Interesting aside: If Romney wants to start pulling 18-year-old video to attack Obama, there is plenty of old tape of Romney espousing all kinds of positions. At one time Romney was pro-choice, pro-gay marriage, said his opponents should release their tax returns and claimed to be to the left of Ted Kennedy.
I’ll give you another example. The very first ad produced by the Romney campaign (back when he was determined to win this election based on the lousy economy) shows President Obama in New Hampshire in 2008 saying “If we keep talking about the economy, we’re going to lose.” But the actual quote from the speech is much different:
“Sen. McCain’s campaign actually said, and I quote, if we keep talking about the economy, we’re going to lose.“
So you tell me, who was taken out of context?
Incidentally, the Romney campaign stands by that ad, saying it was a case of “What’s sauce for the goose is sauce for the gander.” Since Obama used the economy to bash McCain, Romney is going to use it to bash Obama. That’s all well and good (and fair, I’d say). But the ad lacked that context. The ad just shows Obama saying the economy was going to lose him the election and that wasn’t what he was saying.
There are certain phrases you really only hear in political years. Does anyone other than a politician ever say “I misspoke?” Does anyone other than a political pundit ever bring up “false equivalency?”

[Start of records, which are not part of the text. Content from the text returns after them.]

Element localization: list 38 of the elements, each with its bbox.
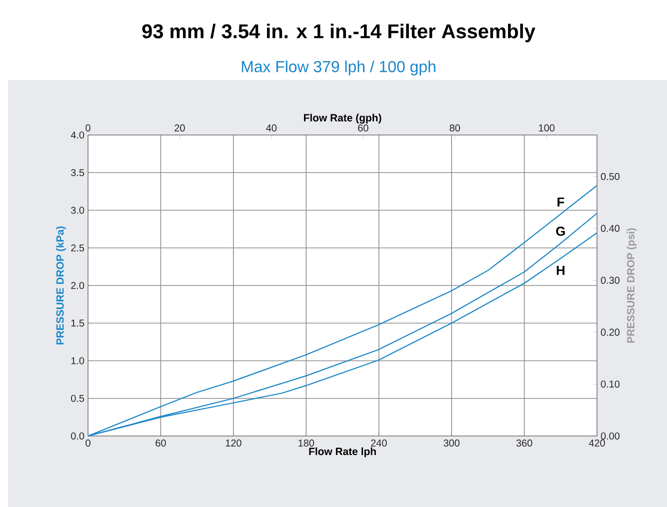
x2-tick-label: 40: [266, 124, 277, 132]
x2-tick-label: 0: [86, 124, 90, 132]
y2-axis-title: PRESSURE DROP (psi): [626, 228, 637, 343]
y2-tick-label: 0.20: [600, 328, 620, 336]
y-tick-label: 2.5: [71, 244, 84, 252]
y-tick-label: 3.0: [71, 206, 84, 214]
chart-subtitle: Max Flow 379 lph / 100 gph: [242, 60, 436, 76]
x-tick-label: 0: [86, 440, 90, 447]
chart-title: 93 mm / 3.54 in. x 1 in.-14 Filter Assembly: [142, 24, 536, 42]
x-tick-label: 180: [298, 440, 314, 447]
x-tick-label: 420: [588, 440, 605, 447]
y2-tick-label: 0.40: [600, 224, 620, 232]
x2-tick-label: 100: [539, 124, 554, 132]
series-label: F: [558, 198, 564, 206]
x-tick-label: 120: [226, 440, 242, 447]
y-tick-label: 1.5: [71, 320, 84, 327]
y2-tick-label: 0.10: [600, 380, 620, 388]
x2-tick-label: 80: [450, 124, 460, 132]
x-tick-label: 300: [444, 440, 460, 447]
series-label: H: [556, 266, 564, 275]
x2-axis-title: Flow Rate (gph): [304, 114, 382, 124]
y2-tick-label: 0.50: [600, 172, 620, 180]
x2-tick-label: 20: [174, 124, 185, 132]
y-tick-label: 2.0: [71, 282, 84, 290]
x2-tick-label: 60: [358, 124, 368, 132]
y2-tick-label: 0.00: [600, 432, 620, 440]
series-label: G: [556, 226, 565, 236]
x-tick-label: 240: [371, 440, 387, 447]
y-tick-label: 3.5: [71, 169, 84, 176]
y-tick-label: 0.0: [71, 432, 84, 440]
y-tick-label: 0.5: [71, 394, 84, 402]
y2-tick-label: 0.30: [600, 276, 620, 284]
y-tick-label: 4.0: [70, 131, 84, 139]
y-axis-title: PRESSURE DROP (kPa): [56, 226, 66, 344]
y-tick-label: 1.0: [71, 357, 84, 364]
x-tick-label: 60: [156, 440, 166, 447]
x-axis-title: Flow Rate lph: [309, 447, 376, 458]
x-tick-label: 360: [516, 440, 532, 447]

I really detest that last one. Bringing it up just makes you sound like a wonk and when there’s so much anti-intellectualism on the right, using big words makes them shut down. It’s a shortcut to having everything else you say dismissed. The right doesn’t want to hear someone point out their false equivalency any more than they want to hear talk about quotes pulled out of context. They like to say those techniques are just SOP for political campaigns.
But they aren’t. They just aren’t.
On the Romney side we have: 1) If we keep talking about the economy we’ll lose. 2) You didn’t build that. 3)We tried our plan and it worked. 4) The private sector is doing fine. 5) I believe in redistribution.
On the Obama side we have: 1) I like being able to fire people (wait, that was during the primary and it was Republicans who attacked Romney over that) 2) I’m not concerned about the very poor. (Romney was attacked by pundits, but the quote doesn’t appear in any ads.) 3) Corporations are people, my friend (While Obama has used this line on the stump, no ad has used this quote).
Interesting aside: when I tried to Google “Obama ad misquotes Romney” Google suggested that what I meant to search was “Romney ad misquotes Obama.” When I tried the phrase “Obama ad takes Romney quote out of context” it suggested I try “Romney ad takes Obama quote out of context.”
So this isn’t a case of “a pox on both their houses.” There have been thousands of words written about the Romney camp’s use of out-of-context quotes. They built an entire night of their convention around “you didn’t build that.” As far as I can find, this technique is one-sided.
So when Romney claims that a video showing him denigrate the peace process and describe 47 percent of the American people as freeloaders who won’t take personal responsibility for their lives, claims of being taken out of context are just stupid and pathetic. Especially when Romney has demonstrated a real zeal for taking Obama’s quotes and twisting them like taffy.
I’m a political junkie. A presidential election year is like my SuperBowl. So my tolerance for backbiting, negative ads and a lack of substantive debate on important issues is quite high. But there is something really disgusting about the Romney campaign this year. It’s like facts don’t matter to them.
Take this whole “redistribution” brouhaha. Romney is for redistribution. He told Fox News that he isn’t, but if you look on his site, his tax plan is progressive. He says he believes in Medicare, Medicaid and Social Security. That’s redistribution, my friend. As Ezra Klein in the Washington Post puts it “It’s one thing to wildly misrepresent your opponent’s views, but to wildly misrepresent your own?”